Une astuce alimentaire prolonge la vie des souris et booste leur santé

Une simple modification dans l’alimentation a permis de faire vieillir plus lentement des souris. Des chercheurs de l’Université du Wisconsin–Madison ont ajusté la quantité d’un acide aminé essentiel, très courant dans notre alimentation, ce qui a entraîné des souris plus maigres, en meilleure santé et avec une espérance de vie prolongée.

Ce composé, l’isoleucine, appartient aux BCAA (acides aminés à chaîne ramifiée), que notre corps ne peut pas produire seul. En réduisant cet acide aminé chez des souris d’âge moyen, l’équipe a observé des effets remarquables sur leur santé et leur longévité. Ces résultats ouvrent des perspectives intéressantes sur la relation entre protéines et durée de vie.

Une augmentation de 33 % de l’espérance de vie chez les souris d’âge moyen

Dans une étude publiée dans la revue Cell Metabolism, des souris d’environ six mois, soit l’équivalent de 30 ans chez l’humain, ont été nourries selon trois régimes : un régime standard, un régime où tous les acides aminés étaient réduits d’environ deux tiers, et un régime où seule l’isoleucine était limitée.

Chez les mâles, la réduction de l’isoleucine a permis d’augmenter leur longévité d’environ 33 %, tandis que chez les femelles, l’augmentation était d’environ 7 %. Ces souris présentaient aussi de meilleures mesures de santé : moins de tumeurs, moins d’hypertrophie de la prostate, un poids plus stable, une meilleure régulation de la glycémie et une dépense énergétique accrue, malgré une consommation calorique plus élevée.

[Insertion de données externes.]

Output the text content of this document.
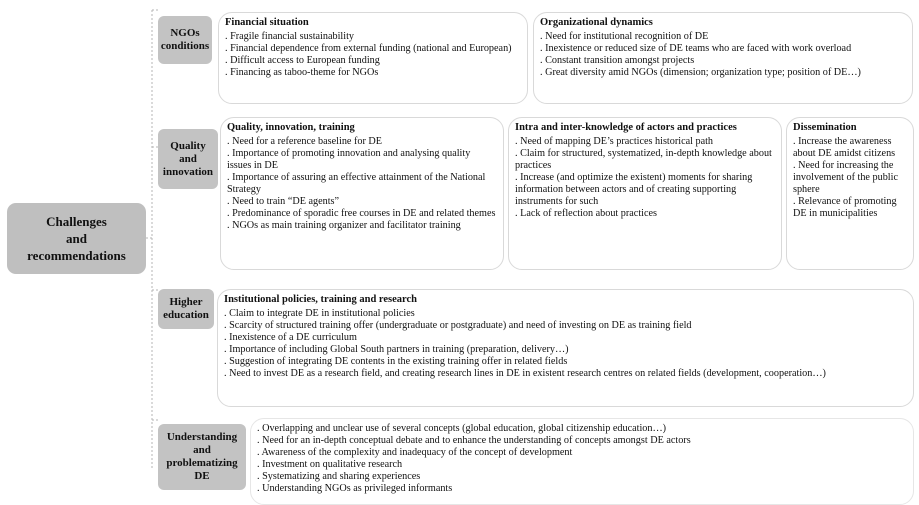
Challenges
and
recommendations
NGOs
conditions
Financial situation
. Fragile financial sustainability
. Financial dependence from external funding (national and European)
. Difficult access to European funding
. Financing as taboo-theme for NGOs
Organizational dynamics
. Need for institutional recognition of DE
. Inexistence or reduced size of DE teams who are faced with work overload
. Constant transition amongst projects
. Great diversity amid NGOs (dimension; organization type; position of DE…)
Quality
and
innovation
Quality, innovation, training
. Need for a reference baseline for DE
. Importance of promoting innovation and analysing quality issues in DE
. Importance of assuring an effective attainment of the National Strategy
. Need to train “DE agents”
. Predominance of sporadic free courses in DE and related themes
. NGOs as main training organizer and facilitator training
Intra and inter-knowledge of actors and practices
. Need of mapping DE’s practices historical path
. Claim for structured, systematized, in-depth knowledge about practices
. Increase (and optimize the existent) moments for sharing information between actors and of creating supporting instruments for such
. Lack of reflection about practices
Dissemination
. Increase the awareness about DE amidst citizens
. Need for increasing the involvement of the public sphere
. Relevance of promoting DE in municipalities
Higher
education
Institutional policies, training and research
. Claim to integrate DE in institutional policies
. Scarcity of structured training offer (undergraduate or postgraduate) and need of investing on DE as training field
. Inexistence of a DE curriculum
. Importance of including Global South partners in training (preparation, delivery…)
. Suggestion of integrating DE contents in the existing training offer in related fields
. Need to invest DE as a research field, and creating research lines in DE in existent research centres on related fields (development, cooperation…)
Understanding
and
problematizing
DE
. Overlapping and unclear use of several concepts (global education, global citizenship education…)
. Need for an in-depth conceptual debate and to enhance the understanding of concepts amongst DE actors
. Awareness of the complexity and inadequacy of the concept of development
. Investment on qualitative research
. Systematizing and sharing experiences
. Understanding NGOs as privileged informants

Qu’est-ce que l’isoleucine et pourquoi s’en soucient les chercheurs ?

L’isoleucine se trouve principalement dans les œufs, les produits laitiers, la viande, le poisson ou le soja. Dudley Lamming, chercheur en métabolisme à l’Université du Wisconsin–Madison, explique que certains composants de notre alimentation ont une influence bien plus grande que leur simple apport calorique. Il souligne que beaucoup consomment peut-être trop d’isoleucine.

Une étude menée en 2016-2017 reliait déjà un apport élevé en isoleucine à un indice de masse corporelle plus important et à une santé métabolique moins bonne. Selon Lamming, il est encourageant de penser qu’un changement alimentaire peut significativement prolonger la vie et améliorer la qualité de vie, même à un âge avancé.

Les perspectives pour la longévité humaine après cette recherche

Transposer ces résultats à l’humain reste complexe. Réduire trop fortement la consommation de protéines pourrait fragiliser les muscles, les os ou le système immunitaire. Dudley Lamming précise qu’il n’est pas question de prôner un régime pauvre en isoleucine pour tout le monde.

Cependant, ces travaux permettent de mieux comprendre les processus biologiques liés au vieillissement et pourraient conduire à des interventions, comme le développement de médicaments ciblant l’isoleucine. Les chercheurs envisagent déjà des études pour adapter la restriction selon le sexe, l’âge ou le profil métabolique, car l’impact diffère chez les mâles et les femelles.

Selon eux, l’isoleucine, très présente dans notre alimentation, pourrait influencer des voies clés du vieillissement, comme mTOR, et devenir une cible privilégiée pour de futurs traitements visant à augmenter la longévité.